Lees verder
Laat je niet kiezen: 99 verhalen van een psycholoog door Danny Mullenders (2022). Zaltbommel, Uitgeverij Haystack, 238 p.
Karel Soudijn

De afgelopen vijf jaar publiceerde Danny Mullenders talrijke verhalen op LinkedIn. Ze vormen de basis van dit boek over coaching van werknemers, werkgevers en organisaties. Mullenders veronderstelt dat nooit volledig verklaard kan worden waarom de ene psychologische interventie werkt en de andere niet. Succes is een combinatie van kennis en betrokkenheid. Kennis wordt in dit boek geleverd door psychologie, filosofie en persoonlijke ervaring. Betrokkenheid betekent voor de auteur dat altijd een sterk accent komt te liggen op persoonlijke relaties. In zijn 99 verhalen combineert hij casuïstiek, vakkennis en tegeltjeswijsheden. De stijl van schrijven lijkt losjes en gezellig, maar Mullenders heeft stevige standpunten.

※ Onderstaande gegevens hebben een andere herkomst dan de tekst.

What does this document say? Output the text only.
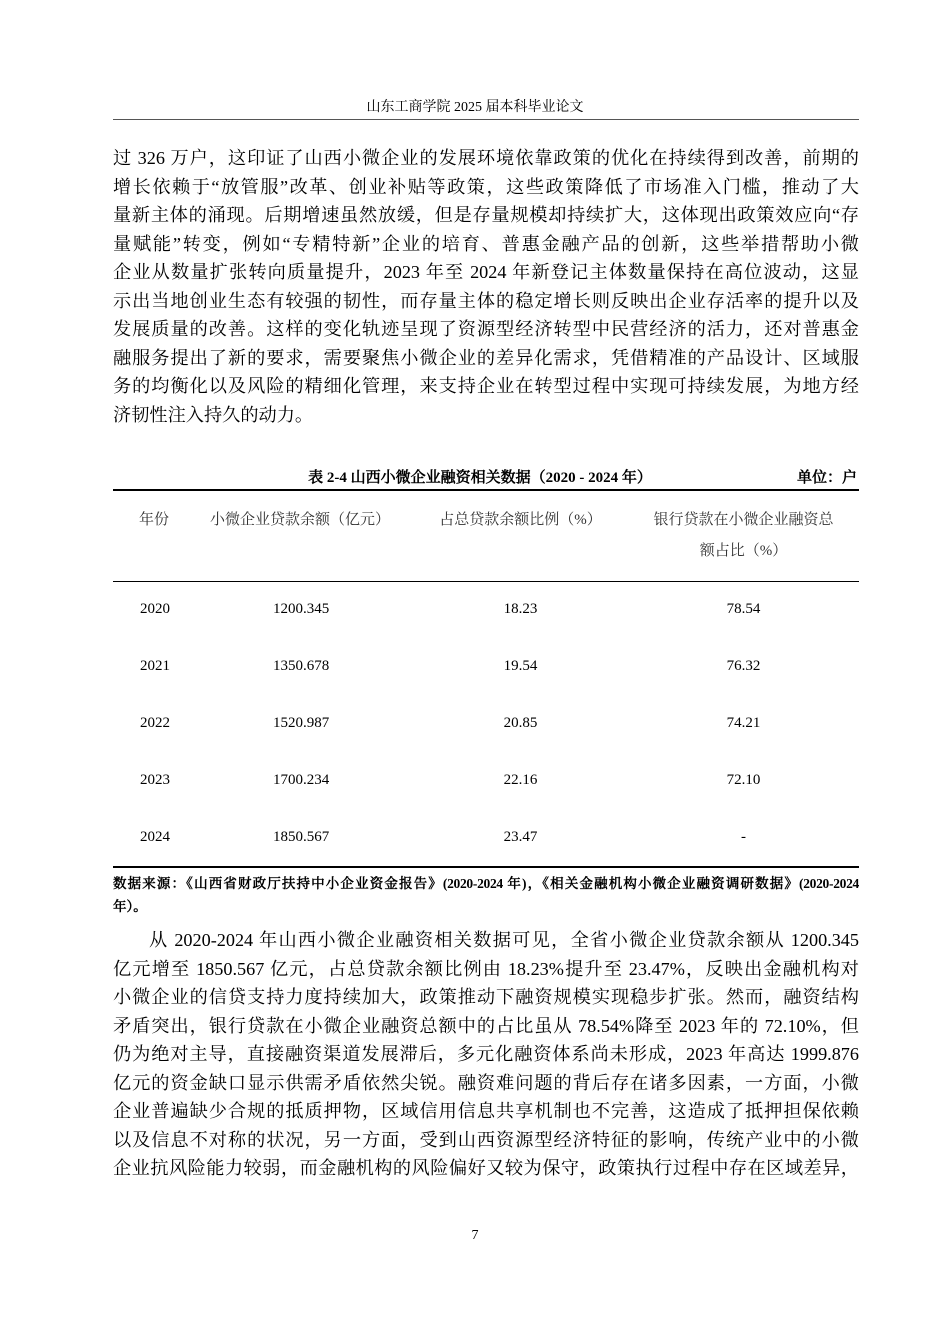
山东工商学院 2025 届本科毕业论文
过 326 万户，这印证了山西小微企业的发展环境依靠政策的优化在持续得到改善，前期的
增长依赖于“放管服”改革、创业补贴等政策，这些政策降低了市场准入门槛，推动了大
量新主体的涌现。后期增速虽然放缓，但是存量规模却持续扩大，这体现出政策效应向“存
量赋能”转变，例如“专精特新”企业的培育、普惠金融产品的创新，这些举措帮助小微
企业从数量扩张转向质量提升，2023 年至 2024 年新登记主体数量保持在高位波动，这显
示出当地创业生态有较强的韧性，而存量主体的稳定增长则反映出企业存活率的提升以及
发展质量的改善。这样的变化轨迹呈现了资源型经济转型中民营经济的活力，还对普惠金
融服务提出了新的要求，需要聚焦小微企业的差异化需求，凭借精准的产品设计、区域服
务的均衡化以及风险的精细化管理，来支持企业在转型过程中实现可持续发展，为地方经
济韧性注入持久的动力。
表 2-4 山西小微企业融资相关数据（2020 - 2024 年）	单位：户
年份	小微企业贷款余额（亿元）	占总贷款余额比例（%）	银行贷款在小微企业融资总
额占比（%）

2020	1200.345	18.23	78.54
2021	1350.678	19.54	76.32
2022	1520.987	20.85	74.21
2023	1700.234	22.16	72.10
2024	1850.567	23.47	-
数据来源：《山西省财政厅扶持中小企业资金报告》(2020-2024 年)，《相关金融机构小微企业融资调研数据》(2020-2024
年）。
从 2020-2024 年山西小微企业融资相关数据可见，全省小微企业贷款余额从 1200.345
亿元增至 1850.567 亿元，占总贷款余额比例由 18.23%提升至 23.47%，反映出金融机构对
小微企业的信贷支持力度持续加大，政策推动下融资规模实现稳步扩张。然而，融资结构
矛盾突出，银行贷款在小微企业融资总额中的占比虽从 78.54%降至 2023 年的 72.10%，但
仍为绝对主导，直接融资渠道发展滞后，多元化融资体系尚未形成，2023 年高达 1999.876
亿元的资金缺口显示供需矛盾依然尖锐。融资难问题的背后存在诸多因素，一方面，小微
企业普遍缺少合规的抵质押物，区域信用信息共享机制也不完善，这造成了抵押担保依赖
以及信息不对称的状况，另一方面，受到山西资源型经济特征的影响，传统产业中的小微
企业抗风险能力较弱，而金融机构的风险偏好又较为保守，政策执行过程中存在区域差异，
7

Zoals hij tegen het einde van zijn boek schrijft: ‘Een puur Angelsaksisch organisatieperspectief ligt mij niet’. Hij weigert te werken met opdrachtgevers die een overzicht willen krijgen van de ‘high potentials’ en de ‘poor performers’ om daarna te investeren in de eerste groep en afscheid te nemen van de tweede. Mullenders zoekt liever uit waar alle medewerkers in de organisatie behoefte aan hebben.

Soms is het zinvol mensen in een categorie te plaatsen, maar dat is dan slechts een startpunt voor ontwikkeling. Optimalisering is daarbij afkeurenswaardig, want ontwikkeling kent geen eindpunt. Mullenders bepleit een zekere losheid in het leven: gebruik je mogelijkheden, maar sta open voor variatie en staar je niet blind op een na te streven doel. Ondertussen laat hij duidelijk uitkomen dat wij al dat moois niet uit een boekje kunnen leren. Er zijn huiswerkopdrachten en oefeningen nodig, maar die ontbreken hier meestal. Als coach houdt hij voldoende mogelijkheden achter de hand om zijn eigen praktijk voort te zetten.

Een voorbeeld van de aanpak van Mullenders is zijn beschouwing over mensen die niet tegen kritiek kunnen. Hij geeft als advies eerst eens te leren hoe je kritiek kunt uitoefenen op anderen. Wie anderen op hun fouten durft aan te spreken zal, zo is de veronderstelling, zelf ook gemakkelijker kritiek ontvangen. Elders in het boek adviseert hij in kleine stapjes te denken. Hoe dit in de wereld van kritiek kan gaan, krijgen we helaas niet te lezen.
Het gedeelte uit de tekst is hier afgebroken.